We are looking for visionaries who thrive in ambiguity and possess an unwavering commitment to technical excellence. If you are passionate about ethical AI, scalable architecture, and creating systems that think, Epoch 2026 is your next home.
Why join us?
- Work on cutting-edge LLMs and multimodal systems.
- Competitive equity package and top-tier benefits.
- Flexible remote-first culture with HQ in the heart of San Francisco.
- Access to the world's most powerful compute resources.
Responsibilities
- Lead the research and engineering of proprietary large language models (LLMs) and transformer architectures.
- Design and implement scalable training pipelines and fine-tuning strategies for production deployment.
- Collaborate with cross-functional teams of data scientists, product managers, and security experts to align AI capabilities with business goals.
- Mentor junior engineers and researchers, fostering a culture of innovation and continuous learning.
- Ensure the robustness, safety, and ethical deployment of AI systems.

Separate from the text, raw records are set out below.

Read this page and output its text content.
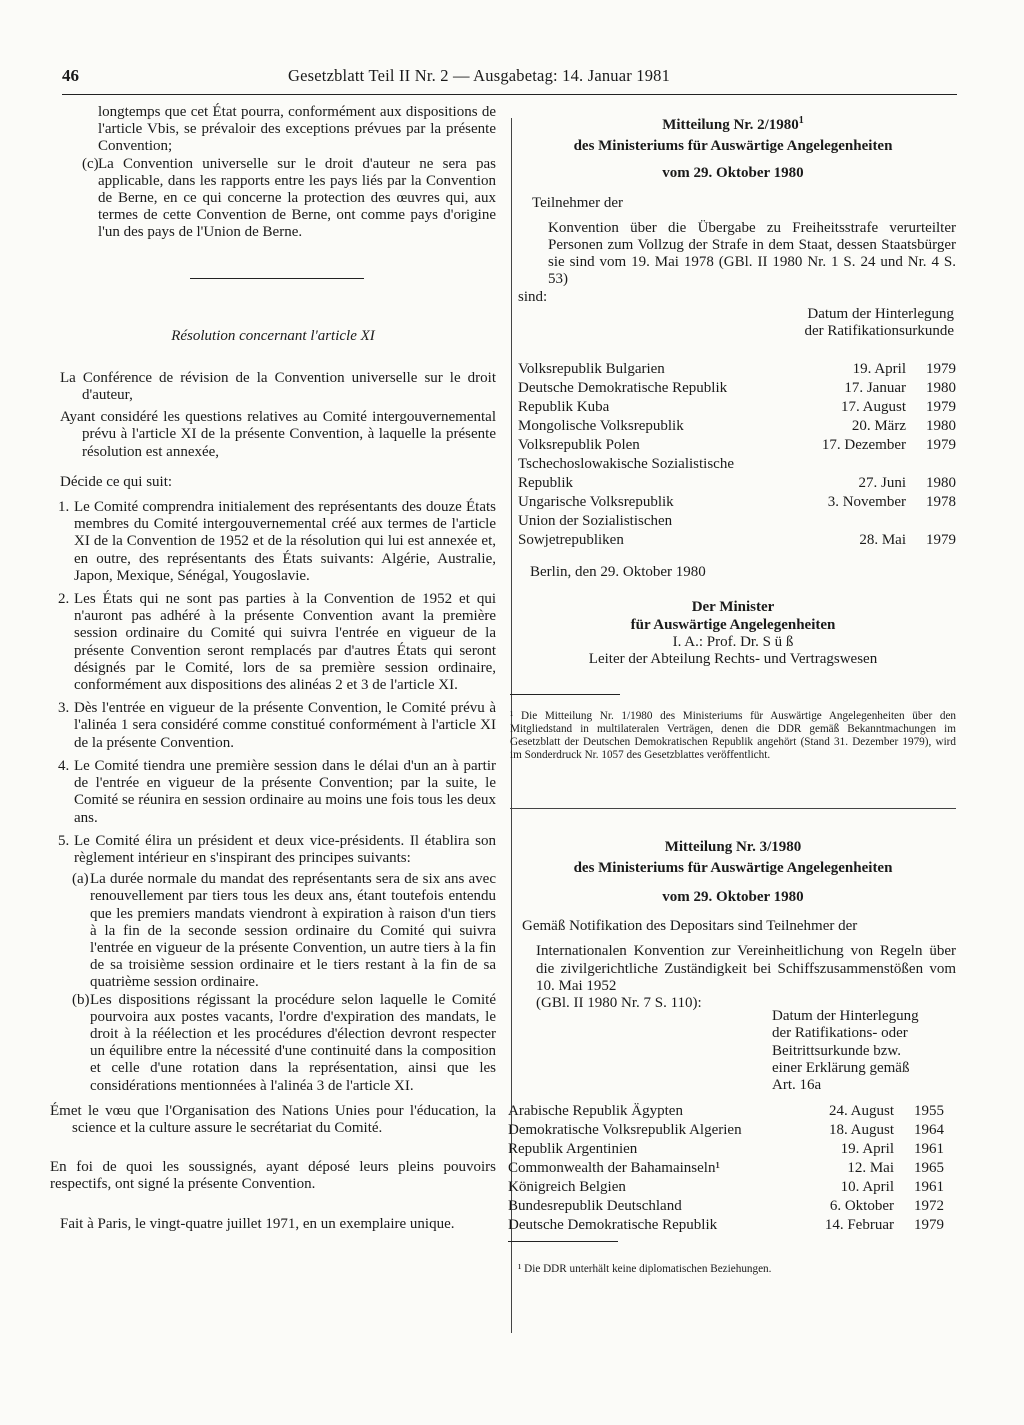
46	Gesetzblatt Teil II Nr. 2 — Ausgabetag: 14. Januar 1981

longtemps que cet État pourra, conformément aux dispositions de l'article Vbis, se prévaloir des exceptions prévues par la présente Convention;

(c) La Convention universelle sur le droit d'auteur ne sera pas applicable, dans les rapports entre les pays liés par la Convention de Berne, en ce qui concerne la protection des œuvres qui, aux termes de cette Convention de Berne, ont comme pays d'origine l'un des pays de l'Union de Berne.

Résolution concernant l'article XI

La Conférence de révision de la Convention universelle sur le droit d'auteur,

Ayant considéré les questions relatives au Comité intergouvernemental prévu à l'article XI de la présente Convention, à laquelle la présente résolution est annexée,

Décide ce qui suit:

1. Le Comité comprendra initialement des représentants des douze États membres du Comité intergouvernemental créé aux termes de l'article XI de la Convention de 1952 et de la résolution qui lui est annexée et, en outre, des représentants des États suivants: Algérie, Australie, Japon, Mexique, Sénégal, Yougoslavie.
2. Les États qui ne sont pas parties à la Convention de 1952 et qui n'auront pas adhéré à la présente Convention avant la première session ordinaire du Comité qui suivra l'entrée en vigueur de la présente Convention seront remplacés par d'autres États qui seront désignés par le Comité, lors de sa première session ordinaire, conformément aux dispositions des alinéas 2 et 3 de l'article XI.
3. Dès l'entrée en vigueur de la présente Convention, le Comité prévu à l'alinéa 1 sera considéré comme constitué conformément à l'article XI de la présente Convention.
4. Le Comité tiendra une première session dans le délai d'un an à partir de l'entrée en vigueur de la présente Convention; par la suite, le Comité se réunira en session ordinaire au moins une fois tous les deux ans.
5. Le Comité élira un président et deux vice-présidents. Il établira son règlement intérieur en s'inspirant des principes suivants:
(a) La durée normale du mandat des représentants sera de six ans avec renouvellement par tiers tous les deux ans, étant toutefois entendu que les premiers mandats viendront à expiration à raison d'un tiers à la fin de la seconde session ordinaire du Comité qui suivra l'entrée en vigueur de la présente Convention, un autre tiers à la fin de sa troisième session ordinaire et le tiers restant à la fin de sa quatrième session ordinaire.
(b) Les dispositions régissant la procédure selon laquelle le Comité pourvoira aux postes vacants, l'ordre d'expiration des mandats, le droit à la réélection et les procédures d'élection devront respecter un équilibre entre la nécessité d'une continuité dans la composition et celle d'une rotation dans la représentation, ainsi que les considérations mentionnées à l'alinéa 3 de l'article XI.

Émet le vœu que l'Organisation des Nations Unies pour l'éducation, la science et la culture assure le secrétariat du Comité.

En foi de quoi les soussignés, ayant déposé leurs pleins pouvoirs respectifs, ont signé la présente Convention.

Fait à Paris, le vingt-quatre juillet 1971, en un exemplaire unique.

Mitteilung Nr. 2/1980$^1$
des Ministeriums für Auswärtige Angelegenheiten
vom 29. Oktober 1980

Teilnehmer der

Konvention über die Übergabe zu Freiheitsstrafe verurteilter Personen zum Vollzug der Strafe in dem Staat, dessen Staatsbürger sie sind vom 19. Mai 1978 (GBl. II 1980 Nr. 1 S. 24 und Nr. 4 S. 53)

sind:

Datum der Hinterlegung
der Ratifikationsurkunde
Volksrepublik Bulgarien	19. April	1979
Deutsche Demokratische Republik	17. Januar	1980
Republik Kuba	17. August	1979
Mongolische Volksrepublik	20. März	1980
Volksrepublik Polen	17. Dezember	1979
Tschechoslowakische Sozialistische Republik	27. Juni	1980
Ungarische Volksrepublik	3. November	1978
Union der Sozialistischen Sowjetrepubliken	28. Mai	1979

Berlin, den 29. Oktober 1980

Der Minister
für Auswärtige Angelegenheiten
I. A.: Prof. Dr. S ü ß
Leiter der Abteilung Rechts- und Vertragswesen

¹ Die Mitteilung Nr. 1/1980 des Ministeriums für Auswärtige Angelegenheiten über den Mitgliedstand in multilateralen Verträgen, denen die DDR gemäß Bekanntmachungen im Gesetzblatt der Deutschen Demokratischen Republik angehört (Stand 31. Dezember 1979), wird im Sonderdruck Nr. 1057 des Gesetzblattes veröffentlicht.

Mitteilung Nr. 3/1980
des Ministeriums für Auswärtige Angelegenheiten
vom 29. Oktober 1980

Gemäß Notifikation des Depositars sind Teilnehmer der

Internationalen Konvention zur Vereinheitlichung von Regeln über die zivilgerichtliche Zuständigkeit bei Schiffszusammenstößen vom 10. Mai 1952

(GBl. II 1980 Nr. 7 S. 110):

Datum der Hinterlegung
der Ratifikations- oder
Beitrittsurkunde bzw.
einer Erklärung gemäß
Art. 16a
Arabische Republik Ägypten	24. August	1955
Demokratische Volksrepublik Algerien	18. August	1964
Republik Argentinien	19. April	1961
Commonwealth der Bahamainseln¹	12. Mai	1965
Königreich Belgien	10. April	1961
Bundesrepublik Deutschland	6. Oktober	1972
Deutsche Demokratische Republik	14. Februar	1979

¹ Die DDR unterhält keine diplomatischen Beziehungen.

- Optimize model inference latency and cost-efficiency in cloud environments.
- Contribute to open-source AI communities and publish high-impact research papers.
Qualifications
- PhD or Master's degree in Computer Science, Mathematics, or a related field, or equivalent practical experience.
- 8+ years of experience in machine learning, deep learning, or AI research.
- Deep expertise in PyTorch, TensorFlow, or JAX.
- Proven track record of publishing in top-tier conferences (NeurIPS, ICML, ACL) or delivering high-impact production AI products.
- Strong programming skills in Python and C++.
- Experience with distributed training frameworks (Ray, Spark) and cloud infrastructure (AWS, GCP, Azure).
- Excellent communication skills and the ability to translate complex technical concepts for diverse audiences.